The problem
Departure delays ripple through the entire aviation system — missed connections, crew scheduling chaos, and a measurable hit to passenger trust. The goal was to predict both whether a flight will be delayed and by how much, early enough to be operationally useful.
The data is the U.S. Department of Transportation Bureau of Transportation Statistics flight records from January 2018 through August 2023 — millions of rows spanning every domestic carrier, enriched with weather, airport congestion, and geospatial context.
Approach
The pipeline starts with exploratory data analysis examining how airport busyness, airline size, and airport altitude relate to delays, followed by geospatial analysis to surface regional delay hotspots.
Preprocessing and feature selection
- Standardization of numeric features and categorical encoding.
- Outlier removal to stop extreme delays from skewing the regressors.
- Feature selection via regression coefficients and Recursive Feature Elimination (RFE).
Tech deep-dive
Two problems were modeled in parallel: regression for delay magnitude in minutes, and classification for the binary delayed / on-time outcome.
- Regression: Linear Regression, Lasso, Ridge, ElasticNet, Neural Networks, and LightGBM — the LightGBM Regressor was the top performer.
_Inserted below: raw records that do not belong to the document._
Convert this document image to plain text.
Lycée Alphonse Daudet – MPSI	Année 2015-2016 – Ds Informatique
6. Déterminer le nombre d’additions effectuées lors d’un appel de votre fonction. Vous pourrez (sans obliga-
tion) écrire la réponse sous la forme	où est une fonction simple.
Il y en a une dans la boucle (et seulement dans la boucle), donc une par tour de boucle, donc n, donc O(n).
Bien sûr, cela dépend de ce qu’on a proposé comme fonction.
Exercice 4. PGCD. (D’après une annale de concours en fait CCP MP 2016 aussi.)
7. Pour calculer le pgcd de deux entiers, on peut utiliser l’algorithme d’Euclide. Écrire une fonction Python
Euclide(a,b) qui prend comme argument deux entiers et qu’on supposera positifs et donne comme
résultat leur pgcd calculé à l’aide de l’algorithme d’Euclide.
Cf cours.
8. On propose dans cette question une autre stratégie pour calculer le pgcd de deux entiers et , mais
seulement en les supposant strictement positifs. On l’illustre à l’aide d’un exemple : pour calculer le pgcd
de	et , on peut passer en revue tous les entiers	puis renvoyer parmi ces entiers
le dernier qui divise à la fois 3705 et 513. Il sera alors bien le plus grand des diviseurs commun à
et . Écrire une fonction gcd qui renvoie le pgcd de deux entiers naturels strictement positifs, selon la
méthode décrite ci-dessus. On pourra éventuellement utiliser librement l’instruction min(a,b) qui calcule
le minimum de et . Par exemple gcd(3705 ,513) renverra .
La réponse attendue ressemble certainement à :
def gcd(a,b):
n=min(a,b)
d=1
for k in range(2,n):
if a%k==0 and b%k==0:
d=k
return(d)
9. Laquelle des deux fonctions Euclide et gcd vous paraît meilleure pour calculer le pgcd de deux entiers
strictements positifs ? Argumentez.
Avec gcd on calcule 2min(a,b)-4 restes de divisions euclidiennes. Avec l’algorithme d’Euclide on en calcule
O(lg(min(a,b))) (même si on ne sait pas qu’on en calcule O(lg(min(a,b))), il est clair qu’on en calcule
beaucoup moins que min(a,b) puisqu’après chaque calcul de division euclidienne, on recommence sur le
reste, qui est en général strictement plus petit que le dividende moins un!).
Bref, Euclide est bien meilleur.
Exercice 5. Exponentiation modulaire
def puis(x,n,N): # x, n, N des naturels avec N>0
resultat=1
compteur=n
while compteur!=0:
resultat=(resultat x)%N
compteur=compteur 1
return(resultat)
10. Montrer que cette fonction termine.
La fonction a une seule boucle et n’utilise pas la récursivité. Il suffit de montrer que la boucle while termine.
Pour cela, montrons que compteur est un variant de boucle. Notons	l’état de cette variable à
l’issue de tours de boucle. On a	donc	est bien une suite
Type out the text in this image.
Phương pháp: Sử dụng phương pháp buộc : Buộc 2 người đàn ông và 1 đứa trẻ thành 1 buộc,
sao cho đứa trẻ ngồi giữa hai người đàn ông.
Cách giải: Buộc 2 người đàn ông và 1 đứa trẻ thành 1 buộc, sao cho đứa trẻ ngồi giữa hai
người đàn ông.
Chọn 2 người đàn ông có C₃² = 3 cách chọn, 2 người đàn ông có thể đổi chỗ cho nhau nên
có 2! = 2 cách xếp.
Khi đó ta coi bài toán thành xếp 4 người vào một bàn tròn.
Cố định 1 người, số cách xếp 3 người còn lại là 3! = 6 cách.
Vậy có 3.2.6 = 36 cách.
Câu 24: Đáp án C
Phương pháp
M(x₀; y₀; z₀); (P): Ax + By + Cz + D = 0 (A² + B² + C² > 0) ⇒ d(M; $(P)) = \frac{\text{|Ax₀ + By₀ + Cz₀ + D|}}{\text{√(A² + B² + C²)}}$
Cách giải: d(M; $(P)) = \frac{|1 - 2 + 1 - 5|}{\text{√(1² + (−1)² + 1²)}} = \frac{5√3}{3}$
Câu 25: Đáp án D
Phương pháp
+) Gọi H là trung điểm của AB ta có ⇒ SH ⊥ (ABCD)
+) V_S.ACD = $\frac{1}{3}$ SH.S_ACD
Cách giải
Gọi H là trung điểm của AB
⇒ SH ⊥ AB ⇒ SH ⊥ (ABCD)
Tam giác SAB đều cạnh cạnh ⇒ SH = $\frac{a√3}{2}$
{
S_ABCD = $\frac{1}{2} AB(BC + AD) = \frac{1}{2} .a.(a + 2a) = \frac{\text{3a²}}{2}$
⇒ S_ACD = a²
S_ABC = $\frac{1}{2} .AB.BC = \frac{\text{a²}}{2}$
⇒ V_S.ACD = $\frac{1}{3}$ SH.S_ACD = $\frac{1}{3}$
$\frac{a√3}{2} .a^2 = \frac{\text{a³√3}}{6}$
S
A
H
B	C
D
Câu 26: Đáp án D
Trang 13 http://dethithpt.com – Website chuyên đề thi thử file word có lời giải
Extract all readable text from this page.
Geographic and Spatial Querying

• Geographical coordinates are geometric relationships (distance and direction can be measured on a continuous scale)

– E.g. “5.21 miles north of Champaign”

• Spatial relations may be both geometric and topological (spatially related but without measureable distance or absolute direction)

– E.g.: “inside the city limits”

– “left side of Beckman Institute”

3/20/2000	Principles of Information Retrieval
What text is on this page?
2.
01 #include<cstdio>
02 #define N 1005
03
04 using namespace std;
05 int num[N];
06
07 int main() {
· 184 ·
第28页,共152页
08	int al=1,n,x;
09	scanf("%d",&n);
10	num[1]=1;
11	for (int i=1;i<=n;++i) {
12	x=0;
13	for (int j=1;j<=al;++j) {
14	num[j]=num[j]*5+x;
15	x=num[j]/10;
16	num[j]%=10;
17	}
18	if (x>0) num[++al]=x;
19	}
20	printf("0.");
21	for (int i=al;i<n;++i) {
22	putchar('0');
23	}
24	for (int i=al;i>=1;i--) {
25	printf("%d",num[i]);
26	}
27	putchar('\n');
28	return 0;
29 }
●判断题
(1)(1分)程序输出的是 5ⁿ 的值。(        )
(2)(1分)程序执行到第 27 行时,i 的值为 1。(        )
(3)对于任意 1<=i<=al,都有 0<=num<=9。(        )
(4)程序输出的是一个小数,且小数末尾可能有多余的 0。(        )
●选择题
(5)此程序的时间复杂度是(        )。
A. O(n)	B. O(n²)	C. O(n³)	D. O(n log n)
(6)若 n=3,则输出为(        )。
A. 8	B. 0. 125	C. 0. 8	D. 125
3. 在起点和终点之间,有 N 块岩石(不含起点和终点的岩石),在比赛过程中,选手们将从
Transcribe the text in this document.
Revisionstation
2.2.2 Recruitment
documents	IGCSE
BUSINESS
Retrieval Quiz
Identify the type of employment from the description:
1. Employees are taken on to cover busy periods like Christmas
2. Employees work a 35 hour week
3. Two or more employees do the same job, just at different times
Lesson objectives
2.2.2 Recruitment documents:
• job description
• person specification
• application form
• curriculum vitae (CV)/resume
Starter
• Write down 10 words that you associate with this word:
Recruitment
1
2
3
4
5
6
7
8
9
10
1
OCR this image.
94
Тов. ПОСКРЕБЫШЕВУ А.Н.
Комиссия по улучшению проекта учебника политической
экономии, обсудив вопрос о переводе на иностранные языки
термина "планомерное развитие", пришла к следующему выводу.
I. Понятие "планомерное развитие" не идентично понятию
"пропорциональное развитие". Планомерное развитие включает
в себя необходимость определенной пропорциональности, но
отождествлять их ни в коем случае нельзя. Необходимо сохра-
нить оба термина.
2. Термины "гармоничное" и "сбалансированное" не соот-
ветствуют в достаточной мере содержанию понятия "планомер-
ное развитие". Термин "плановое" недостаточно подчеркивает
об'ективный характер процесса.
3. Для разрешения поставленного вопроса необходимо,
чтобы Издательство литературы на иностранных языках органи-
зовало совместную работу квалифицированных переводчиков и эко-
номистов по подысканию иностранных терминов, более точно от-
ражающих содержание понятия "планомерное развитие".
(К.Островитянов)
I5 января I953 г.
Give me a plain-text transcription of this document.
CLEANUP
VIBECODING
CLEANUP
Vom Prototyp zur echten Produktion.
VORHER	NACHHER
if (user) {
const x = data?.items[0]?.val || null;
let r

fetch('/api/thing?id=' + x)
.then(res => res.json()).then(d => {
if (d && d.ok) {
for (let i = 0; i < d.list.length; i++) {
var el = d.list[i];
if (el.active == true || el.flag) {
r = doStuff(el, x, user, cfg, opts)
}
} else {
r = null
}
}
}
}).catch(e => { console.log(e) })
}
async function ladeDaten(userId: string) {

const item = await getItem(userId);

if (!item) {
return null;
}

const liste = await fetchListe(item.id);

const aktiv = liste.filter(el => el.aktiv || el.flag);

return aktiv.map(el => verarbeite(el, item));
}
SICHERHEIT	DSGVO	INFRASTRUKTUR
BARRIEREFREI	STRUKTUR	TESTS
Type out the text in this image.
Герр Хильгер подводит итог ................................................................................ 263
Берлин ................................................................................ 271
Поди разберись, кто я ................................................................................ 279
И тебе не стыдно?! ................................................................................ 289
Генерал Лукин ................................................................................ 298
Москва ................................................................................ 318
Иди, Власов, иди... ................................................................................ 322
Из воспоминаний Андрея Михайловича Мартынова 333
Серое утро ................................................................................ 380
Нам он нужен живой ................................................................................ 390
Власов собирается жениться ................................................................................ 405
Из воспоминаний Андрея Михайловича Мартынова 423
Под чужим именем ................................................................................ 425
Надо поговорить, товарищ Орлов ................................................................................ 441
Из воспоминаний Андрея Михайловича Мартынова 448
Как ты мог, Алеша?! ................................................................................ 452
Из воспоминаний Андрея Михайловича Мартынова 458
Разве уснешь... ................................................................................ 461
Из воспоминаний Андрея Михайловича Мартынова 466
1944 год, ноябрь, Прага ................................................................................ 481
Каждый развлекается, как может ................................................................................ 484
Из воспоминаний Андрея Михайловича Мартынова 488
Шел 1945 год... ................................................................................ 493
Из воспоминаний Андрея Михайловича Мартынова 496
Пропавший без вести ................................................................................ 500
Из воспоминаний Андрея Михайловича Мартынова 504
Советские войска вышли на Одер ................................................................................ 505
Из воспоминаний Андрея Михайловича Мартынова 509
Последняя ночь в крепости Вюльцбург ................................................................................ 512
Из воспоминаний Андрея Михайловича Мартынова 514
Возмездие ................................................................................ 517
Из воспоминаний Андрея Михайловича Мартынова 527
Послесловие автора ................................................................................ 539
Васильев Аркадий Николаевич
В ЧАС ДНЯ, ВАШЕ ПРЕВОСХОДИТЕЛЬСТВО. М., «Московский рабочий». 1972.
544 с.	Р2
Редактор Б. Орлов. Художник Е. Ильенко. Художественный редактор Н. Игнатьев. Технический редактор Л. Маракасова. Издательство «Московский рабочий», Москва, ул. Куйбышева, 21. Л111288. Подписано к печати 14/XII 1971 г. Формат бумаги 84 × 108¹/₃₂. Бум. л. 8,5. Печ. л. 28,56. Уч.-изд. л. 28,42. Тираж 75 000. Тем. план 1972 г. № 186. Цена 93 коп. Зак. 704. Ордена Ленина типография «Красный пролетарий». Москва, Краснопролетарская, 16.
- Classification: Gaussian Naive Bayes, LightGBM Classifier, Decision Tree, and Random Forest — the Random Forest Classifier won on F1 and accuracy.
from lightgbm import LGBMRegressor
model = LGBMRegressor()
model.fit(X_train, y_train)
preds = model.predict(X_test)Outcomes & learnings
- The Random Forest Classifier reached the highest F1 score and accuracy of the suite.
- Larger airlines show consistently lower delays than smaller carriers.
- East Coast airports are persistent delay hotspots.
- Airport busyness correlates proportionally with departure delay.
The biggest lesson was that geospatial and congestion features carried more signal than raw schedule data — a reminder that feature engineering, not model choice, is usually where prediction quality is won.